Quotient transformations

Suppose that $A$ is a linear transformation on a vector space $𝒱$ and that $ℳ$ is a subspace of $𝒱$ invariant under $A$ . Under these circumstances there is a natural way of defining a linear transformation (to be denoted by $A/ℳ$ ) on the space $𝒱/ℳ$ ; this "quotient transformation" is related to $A$ just about the same way as the quotient space is related to $𝒱$ . It will be convenient (in this section) to denote $𝒱/ℳ$ by the more compact symbol ${𝒱}^{-}$ , and to use related symbols for the vectors and the linear transformations that occur. Thus, for instance, if $x$ is any vector in $𝒱$ , we shall denote the coset $x+ℳ$ by $x^{-}$ ; objects such as $x^{-}$ are the typical elements of ${𝒱}^{-}$ .

To define the quotient transformation $A/ℳ$ (to be denoted, alternatively, by $A^{-}$ ), write $$A^{-}{x}^{-}=(Ax{)}^{-}$$ for every vector $x$ in $𝒱$ . In other words, to find the transform by $A/ℳ$ of the coset $x+ℳ$ , first find the transform by $A$ of the vector $x$ , and then form the coset of $ℳ$ determined by that transformed vector. This definition must be supported by an unambiguity argument; we must be sure that if two vectors determine the same coset, then the same is true of their transforms by $A$ . The key fact here is the invariance of $ℳ$ . Indeed, if $x+ℳ=y+ℳ$ , then $x-y$ is in $ℳ$ , so that (invariance) $Ax-Ay$ is in $ℳ$ , and therefore $Ax+ℳ=Ay+ℳ$ .
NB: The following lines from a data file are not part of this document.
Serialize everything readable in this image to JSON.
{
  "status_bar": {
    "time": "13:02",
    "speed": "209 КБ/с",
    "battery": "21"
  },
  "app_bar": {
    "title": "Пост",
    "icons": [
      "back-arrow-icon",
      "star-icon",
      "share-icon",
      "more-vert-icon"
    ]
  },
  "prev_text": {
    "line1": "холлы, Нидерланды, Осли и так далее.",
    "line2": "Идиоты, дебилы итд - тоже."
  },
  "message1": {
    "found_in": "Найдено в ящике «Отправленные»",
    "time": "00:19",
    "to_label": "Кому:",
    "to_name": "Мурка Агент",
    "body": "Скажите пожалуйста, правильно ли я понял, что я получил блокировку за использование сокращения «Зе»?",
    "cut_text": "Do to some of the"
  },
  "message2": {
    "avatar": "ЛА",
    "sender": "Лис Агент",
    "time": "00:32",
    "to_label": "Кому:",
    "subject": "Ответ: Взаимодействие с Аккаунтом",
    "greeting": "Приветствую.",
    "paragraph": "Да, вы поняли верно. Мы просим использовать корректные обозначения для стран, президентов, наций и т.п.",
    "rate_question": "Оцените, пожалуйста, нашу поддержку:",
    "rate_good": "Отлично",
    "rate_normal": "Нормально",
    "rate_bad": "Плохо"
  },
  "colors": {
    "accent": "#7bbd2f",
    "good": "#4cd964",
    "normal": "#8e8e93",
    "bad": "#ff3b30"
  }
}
What happens if $ℳ$ is not merely invariant under $A$ , but, together with a suitable subspace $𝒩$ , reduces $A$ ? If this happens, then $A$ is the direct sum, say $A=B\oplus C$ , of two linear transformations defined on the subspaces $ℳ$ and $𝒩$ of $𝒱$ , respectively; the question is, what is the relation between $A^{-}$ and $C$ ? Both these transformations can be considered as complementary to $A$ ; the transformation $B$ describes what $A$ does on $ℳ$ , and both $A^{-}$ and $C$ describe in different ways what $A$ does elsewhere.

Let $T$ be the correspondence that assigns to each vector $x$ in $𝒩$ the coset $x^{-}$ ( $=x+ℳ$ ). We know already that $T$ is an isomorphism between $𝒩$ and $𝒱/ℳ$ (cf. Section: Dimension of a quotient space , Theorem 1); we shall show now that the isomorphism carries the transformation $C$ over to the transformation $A^{-}$ . If $Cx=y$ (where, of course, $x$ is in $𝒩$ ), then $$A^{-}{x}^{-}=(Ax{)}^{-}=(Cx{)}^{-}=y^{-};$$ it follows that $$TCx=Ty=A^{-}Tx.$$ This implies that $TC=A^{-}T$ , as promised. Loosely speaking (see Section: Similarity ) we may say that $A^{-}$ transforms ${𝒱}^{-}$ the same way as $C$ transforms $𝒩$ . In other words, the linear transformations $A^{-}$ and $C$ are abstractly identical (isomorphic). This fact is of great significance in the applications of the concept of quotient space.